Now where The Guardian‘s Ben Child slips up is in not asking what exactly it means to be “collaborative” because Feige goes on to add “the notion that Marvel was scared, the vision was too good, too far out for Marvel is not true… I don’t want to talk too much about that because I think our movies speak to that. Go look at Iron Man 3; go look at The Winter Soldier; go see Guardians of the Galaxy later this month. It would have to be really out there to be too out there for us.”

This is where I feel Feige is skirting the truth. When he tells me to look at Iron Man 3, Captain America: The Winter Soldier or any of the other Marvel movies I see a bunch of very similar movies. While they’re stories may differ in the slightest amount or characters in each may contribute subtle changes to what’s taking place (such as a talking raccoon and/or tree in Guardians), they still feel like movies cut from the same cloth.

Had Wright stuck around to direct Ant-Man I feel you would have got a film that felt nothing like those movies. So when it comes to saying it was a disagreement over Wright’s vision of the film, that’s what’s being talked about, not story elements, which I believe Feige seems to be alluding to.

So what does it mean when Feige says Wright wasn’t used to the amount of “collaboration” that goes on at Marvel? It could be an allusion to the amount of control the studio seems to have over its films, something Thor: The Dark World director Alan Taylor has complained about in the past. Of course, Wright has yet to comment on the situation though Feige does end the conversation saying, “[T]he perception that the big evil studio was too scared at the outside-the-box creative vision is just not the case.

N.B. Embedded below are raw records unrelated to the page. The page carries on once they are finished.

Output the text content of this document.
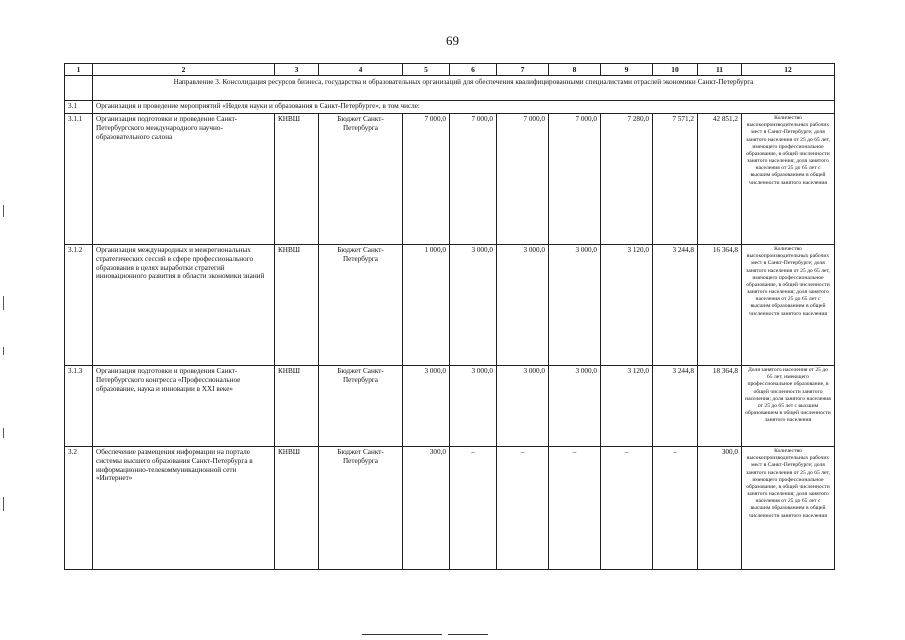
69
1	2	3	4	5	6	7	8	9	10	11	12
	Направление 3. Консолидация ресурсов бизнеса, государства и образовательных организаций для обеспечения квалифицированными специалистами отраслей экономики Санкт-Петербурга										
3.1	Организация и проведение мероприятий «Неделя науки и образования в Санкт-Петербурге», в том числе:										
3.1.1	Организация подготовки и проведение Санкт-Петербургского международного научно-образовательного салона	КНВШ	Бюджет Санкт-Петербурга	7 000,0	7 000,0	7 000,0	7 000,0	7 280,0	7 571,2	42 851,2	Количество высокопроизводительных рабочих мест в Санкт-Петербурге; доля занятого населения от 25 до 65 лет, имеющего профессиональное образование, в общей численности занятого населения; доля занятого населения от 25 до 65 лет с высшим образованием в общей численности занятого населения
3.1.2	Организация международных и межрегиональных стратегических сессий в сфере профессионального образования в целях выработки стратегий инновационного развития в области экономики знаний	КНВШ	Бюджет Санкт-Петербурга	1 000,0	3 000,0	3 000,0	3 000,0	3 120,0	3 244,8	16 364,8	Количество высокопроизводительных рабочих мест в Санкт-Петербурге; доля занятого населения от 25 до 65 лет, имеющего профессиональное образование, в общей численности занятого населения; доля занятого населения от 25 до 65 лет с высшим образованием в общей численности занятого населения
3.1.3	Организация подготовки и проведения Санкт-Петербургского конгресса «Профессиональное образование, наука и инновации в XXI веке»	КНВШ	Бюджет Санкт-Петербурга	3 000,0	3 000,0	3 000,0	3 000,0	3 120,0	3 244,8	18 364,8	Доля занятого населения от 25 до 65 лет, имеющего профессиональное образование, в общей численности занятого населения; доля занятого населения от 25 до 65 лет с высшим образованием в общей численности занятого населения
3.2	Обеспечение размещения информации на портале системы высшего образования Санкт-Петербурга в информационно-телекоммуникационной сети «Интернет»	КНВШ	Бюджет Санкт-Петербурга	300,0	–	–	–	–	–	300,0	Количество высокопроизводительных рабочих мест в Санкт-Петербурге; доля занятого населения от 25 до 65 лет, имеющего профессиональное образование, в общей численности занятого населения; доля занятого населения от 25 до 65 лет с высшим образованием в общей численности занятого населения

Maybe not, maybe it was merely a case of Wright not wanting the studio to wedge in a bunch of nonsense for the sake of sequels while looking over his shoulder for the duration of the film’s shoot. I will say, it’s their right to do so, they’re putting up the millions of dollars, but I don’t think Feige’s comments change anything other than to say I’m not expecting anything tonally different when it comes to new Ant-Man director, Peyton Reed‘s vision of the film from anything I’ve seen in the Marvel universe before. If it ain’t broke don’t fix it… right?